We have a statistical test method but what would we actually use as a baseline? When I first tried it out I used the last run as a baseline, meaning we always compare against the last time we ran the test.
The problem with that is that if we have a regression, we will only see that one time, because the next time the baseline is the one with the regression.
The other way I tried is to do Baseline Sundays (™). That means that every Sunday we create a new baseline and then we compare against that baseline the full next week.
That’s good because there are very little code changes going out on Sundays! Taking that as the baseline for the coming week, we have something robust to compare with. Then the coming Sunday, we take a new baseline and so on.
One potential problem here is that if we have multiple regressions throughout a week, we would potentially only see the first one because then the alerts have fired. We can manually re-baseline if we feel that it’s a problem (I haven’t needed to do that yet though).
How small changes do you want to find?
The Wilcoxon/Mann Whitney U helps us find regressions but there’s one thing missing, should we act on all regressions we find? Well maybe, but how do we quantify a regression? I’ve started to use Cliff’s Delta that measures the effect size. Cliff’s Delta shows how big or small the difference is between two groups. That helps quantify the regression in small/medium or large. A small effect might not be noticeable by most users, medium could be noticeable for users with slower devices/connection. The large effect is a clearly observable regression for many users.
We can then use that in our alerts, so for example we can fire an alert if we have statistical significant change and the change is large.
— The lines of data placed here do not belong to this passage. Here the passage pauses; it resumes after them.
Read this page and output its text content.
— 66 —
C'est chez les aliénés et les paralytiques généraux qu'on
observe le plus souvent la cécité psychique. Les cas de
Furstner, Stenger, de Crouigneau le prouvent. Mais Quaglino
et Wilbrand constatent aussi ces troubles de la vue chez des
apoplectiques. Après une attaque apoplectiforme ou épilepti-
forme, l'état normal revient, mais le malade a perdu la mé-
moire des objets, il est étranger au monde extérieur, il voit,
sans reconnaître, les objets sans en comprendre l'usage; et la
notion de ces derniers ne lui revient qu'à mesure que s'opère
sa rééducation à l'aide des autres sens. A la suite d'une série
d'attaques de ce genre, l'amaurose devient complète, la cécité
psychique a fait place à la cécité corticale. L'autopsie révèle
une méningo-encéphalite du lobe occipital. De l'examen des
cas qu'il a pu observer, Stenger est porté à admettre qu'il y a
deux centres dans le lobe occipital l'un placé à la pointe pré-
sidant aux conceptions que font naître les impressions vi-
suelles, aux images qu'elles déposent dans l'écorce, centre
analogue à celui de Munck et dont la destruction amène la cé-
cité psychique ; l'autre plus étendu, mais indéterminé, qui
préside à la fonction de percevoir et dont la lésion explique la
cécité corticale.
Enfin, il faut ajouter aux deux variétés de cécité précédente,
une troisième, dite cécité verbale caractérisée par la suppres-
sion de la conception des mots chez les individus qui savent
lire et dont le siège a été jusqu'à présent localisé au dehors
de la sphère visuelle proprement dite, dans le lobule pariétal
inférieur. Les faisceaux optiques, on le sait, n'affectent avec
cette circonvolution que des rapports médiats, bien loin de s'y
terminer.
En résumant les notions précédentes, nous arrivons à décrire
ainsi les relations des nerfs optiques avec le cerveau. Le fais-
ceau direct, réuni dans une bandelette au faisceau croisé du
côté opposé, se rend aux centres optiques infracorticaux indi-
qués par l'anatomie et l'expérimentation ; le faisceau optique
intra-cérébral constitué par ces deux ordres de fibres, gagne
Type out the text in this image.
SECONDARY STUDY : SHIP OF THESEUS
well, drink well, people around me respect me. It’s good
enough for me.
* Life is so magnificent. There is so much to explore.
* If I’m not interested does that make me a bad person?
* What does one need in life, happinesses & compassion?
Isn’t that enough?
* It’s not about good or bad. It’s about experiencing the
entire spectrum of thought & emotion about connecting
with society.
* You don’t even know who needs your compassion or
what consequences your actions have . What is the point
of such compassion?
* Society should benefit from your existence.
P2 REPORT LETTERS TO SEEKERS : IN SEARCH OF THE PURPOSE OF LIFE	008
We can then have different severities of our alerts.
Example of what could have been a false positive
Let’s look at an interesting example that would usually have fired an alert because it’s a false positive. Here we will analyse data for a first visual change where the median change is 67 ms (8,3%). At first look, this might seem like a significant regression. However, by applying the Mann-Whitney U test to compare the current metrics against the baseline, we see that the change is not statistically significant.
If we then take a deeper look and look at the individual runs, it looks like this.
Green dots means the baseline metric, yellow the current test run and large green dots means the numbers are identical.
From the visualization, we can see that the current test runs are sometimes faster and sometimes slower than the baseline. This variability shows how relying on the median alone can mislead us into interpreting variance as a regression. By using statistical analysis, we avoid unnecessary alerts and focus only on meaningful changes.
Summary
You can always tweak performance monitoring and do it a little bit better 🙂 By using statistical tools like the Wilcoxon or Mann-Whitney U test and combining them with effect size measurements like Cliff’s Delta, we’ve changed how we identify regressions. The new workflow is like this:
- Collect data using a stable setup (bare metal, CPU pinned, WebPageReplay).
- Pick a baseline period (e.g., Sunday).
- Collect new data over the week.
- Run Wilcoxon or Mann-Whitney U to test for statistical significance.
- If significant, calculate Cliff’s Delta to see how large the effect is.
- Trigger alerts only if both significance and a certain effect size threshold are met.
The new setup has reduced false alerts and ensures we focus only on meaningful changes that truly impact user experience. This makes our performance monitoring more efficient and more reliable. If you also want to try it out, you can implement it yourself in your tooling or run the compare plugin in sitespeed.io.